Armatocereus (from Latin armatus, "armed" and cereus, "pliant/soft") is a genus of mostly tree-like cacti from South America (Ecuador and Peru). These species have a conspicuous constriction at the end of the annual growth. The flowers are mostly white, with a more or less spiny ovary. The fruits are mostly spiny.

==Description==
Armatocereus species are columnar cacti, bushlike or treelike, with cylindrical upright branched stems. The stems have 5–12 distinct ribs, and are made up of sections with a narrower "neck" between them, corresponding to annual growth. The large areoles bear strong spines, rarely few or none. The narrow tubular flowers appear at night, and have a spiny ovary and floral tube and white petals (red in A. rauhii). The red or green fruit is large, globular or ovoid, with strong spines that are lost on maturity. It contains large black seeds, ovoid or kidney-shaped.

==Taxonomy==
The genus name was first mentioned in print by Curt Backeberg in 1934, and again in 1935. However, at the time, the International Code of Botanical Nomenclature required a Latin description for a genus name to be accepted, and this was not published until 1938. Armatocereus means "armed cereus", referring to the spines.

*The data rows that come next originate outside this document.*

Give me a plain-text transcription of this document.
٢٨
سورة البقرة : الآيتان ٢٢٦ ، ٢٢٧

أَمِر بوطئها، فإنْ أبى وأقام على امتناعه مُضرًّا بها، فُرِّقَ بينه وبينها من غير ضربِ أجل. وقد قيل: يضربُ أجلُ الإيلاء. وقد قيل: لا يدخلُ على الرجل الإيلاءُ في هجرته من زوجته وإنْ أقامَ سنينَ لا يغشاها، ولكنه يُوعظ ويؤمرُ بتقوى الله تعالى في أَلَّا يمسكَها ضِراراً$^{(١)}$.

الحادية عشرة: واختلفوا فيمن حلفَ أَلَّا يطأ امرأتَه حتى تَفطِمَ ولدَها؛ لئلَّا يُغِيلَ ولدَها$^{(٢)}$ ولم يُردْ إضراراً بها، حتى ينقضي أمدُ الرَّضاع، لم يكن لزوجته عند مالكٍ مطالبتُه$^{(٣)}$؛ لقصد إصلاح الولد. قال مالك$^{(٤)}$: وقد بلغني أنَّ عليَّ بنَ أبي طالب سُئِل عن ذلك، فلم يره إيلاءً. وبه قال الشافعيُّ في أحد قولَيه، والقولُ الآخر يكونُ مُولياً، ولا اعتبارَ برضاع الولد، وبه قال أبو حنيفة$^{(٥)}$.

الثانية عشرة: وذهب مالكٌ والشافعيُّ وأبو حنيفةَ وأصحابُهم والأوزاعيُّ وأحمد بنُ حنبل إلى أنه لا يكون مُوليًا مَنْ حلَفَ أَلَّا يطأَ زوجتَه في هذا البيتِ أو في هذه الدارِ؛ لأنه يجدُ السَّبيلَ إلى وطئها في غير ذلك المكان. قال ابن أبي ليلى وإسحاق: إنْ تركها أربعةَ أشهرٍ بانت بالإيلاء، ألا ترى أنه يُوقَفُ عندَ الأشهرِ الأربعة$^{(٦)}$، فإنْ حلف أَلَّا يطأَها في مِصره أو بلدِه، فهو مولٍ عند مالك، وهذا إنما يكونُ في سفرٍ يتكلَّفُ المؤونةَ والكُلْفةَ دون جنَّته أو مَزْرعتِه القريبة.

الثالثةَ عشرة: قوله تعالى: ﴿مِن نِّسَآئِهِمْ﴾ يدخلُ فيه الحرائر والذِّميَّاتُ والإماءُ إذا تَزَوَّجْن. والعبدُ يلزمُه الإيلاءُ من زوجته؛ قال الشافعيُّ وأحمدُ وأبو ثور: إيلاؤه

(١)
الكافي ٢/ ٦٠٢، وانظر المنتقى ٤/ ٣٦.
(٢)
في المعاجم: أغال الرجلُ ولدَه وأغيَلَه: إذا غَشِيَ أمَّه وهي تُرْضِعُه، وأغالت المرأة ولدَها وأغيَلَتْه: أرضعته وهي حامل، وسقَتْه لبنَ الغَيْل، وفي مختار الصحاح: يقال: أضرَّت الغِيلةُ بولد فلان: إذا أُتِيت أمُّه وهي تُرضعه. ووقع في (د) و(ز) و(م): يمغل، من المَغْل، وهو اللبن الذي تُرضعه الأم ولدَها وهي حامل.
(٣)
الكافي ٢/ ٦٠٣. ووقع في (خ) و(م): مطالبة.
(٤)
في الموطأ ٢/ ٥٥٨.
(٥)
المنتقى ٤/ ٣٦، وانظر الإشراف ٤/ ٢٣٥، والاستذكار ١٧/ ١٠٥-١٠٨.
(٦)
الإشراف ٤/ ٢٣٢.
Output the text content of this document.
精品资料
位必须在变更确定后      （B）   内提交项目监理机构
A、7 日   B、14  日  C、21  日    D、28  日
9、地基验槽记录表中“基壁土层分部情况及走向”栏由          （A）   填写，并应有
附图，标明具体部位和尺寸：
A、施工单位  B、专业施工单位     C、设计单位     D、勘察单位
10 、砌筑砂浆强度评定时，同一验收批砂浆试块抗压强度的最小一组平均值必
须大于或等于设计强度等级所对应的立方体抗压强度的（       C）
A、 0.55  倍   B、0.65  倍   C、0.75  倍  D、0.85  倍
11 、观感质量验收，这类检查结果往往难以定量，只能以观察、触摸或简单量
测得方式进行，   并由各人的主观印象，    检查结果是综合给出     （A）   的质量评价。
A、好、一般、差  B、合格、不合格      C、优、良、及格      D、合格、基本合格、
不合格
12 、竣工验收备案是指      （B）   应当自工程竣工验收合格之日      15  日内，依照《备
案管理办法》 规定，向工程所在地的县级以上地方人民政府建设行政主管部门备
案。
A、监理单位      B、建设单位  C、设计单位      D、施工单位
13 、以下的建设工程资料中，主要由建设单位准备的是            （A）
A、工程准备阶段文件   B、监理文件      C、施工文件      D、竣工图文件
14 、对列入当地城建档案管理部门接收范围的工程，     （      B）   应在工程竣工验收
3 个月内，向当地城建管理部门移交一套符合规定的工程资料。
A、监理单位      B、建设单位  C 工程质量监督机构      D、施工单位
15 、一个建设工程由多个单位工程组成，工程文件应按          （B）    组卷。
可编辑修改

===Phylogeny and classification===
Classifications based on morphological characters placed Armatocereus in the subfamily Cactoideae, tribe Browningieae. However, molecular phylogenetic studies have repeatedly shown that the tribe Browningieae is not monophyletic (like most other traditional cactus tribes). A 2011 study places Armatocereus in a clade called "PHB", as it contains members of the previously defined tribes Pachycereeae, Hylocereeae and Browningieaes; other Browningieae members, including Browningia, are placed in a more distantly related BCT clade. The main clades in the resulting phylogeny are shown below.

===Species===
As of 2025 Plants of the World Online accept the following species:

| Image | Scientific name | Distribution |
|---|---|---|
|  | Armatocereus cartwrightianus (Britton & Rose) Backeb. | Ecuador and Peru |
|  | Armatocereus ghiesbreghtii (K.Schum.) F.Ritter | Peru |
|  | Armatocereus godingianus (Britton & Rose) Backeb. | Ecuador and Peru |
|  | Armatocereus laetus (Kunth) Backeb. | Peru |
|  | Armatocereus matucanensis Backeb. | Ecuador and Peru |
|  | Armatocereus procerus Rauh & Backeb. | Southern Peru. |
|  | Armatocereus rauhii Backeb. | north of Peru |

Other sources, including Anderson (2001), list further species not accepted in The Plant List:
- Armatocereus arduus F.Ritter = A. rauhii
- Armatocereus ghiesbreghtii (K.Schum.) F.Ritter – status unresolved in The Plant List
- Armatocereus mataranus F.Ritter = A. matucanensis
- Armatocereus oligogonus Rauh & Backeb. = A. matucanensis
- Armatocereus riomajensis Rauh & Backeb. = A. matucanensis
- Armatocereus rupicola F.Ritter = A. rauhii

==Distribution and habitat==
The genus is found in Ecuador and Peru, with most species occurring in Peru. (Older sources include Stenocereus humilis in the genus, which occurs in Columbia.)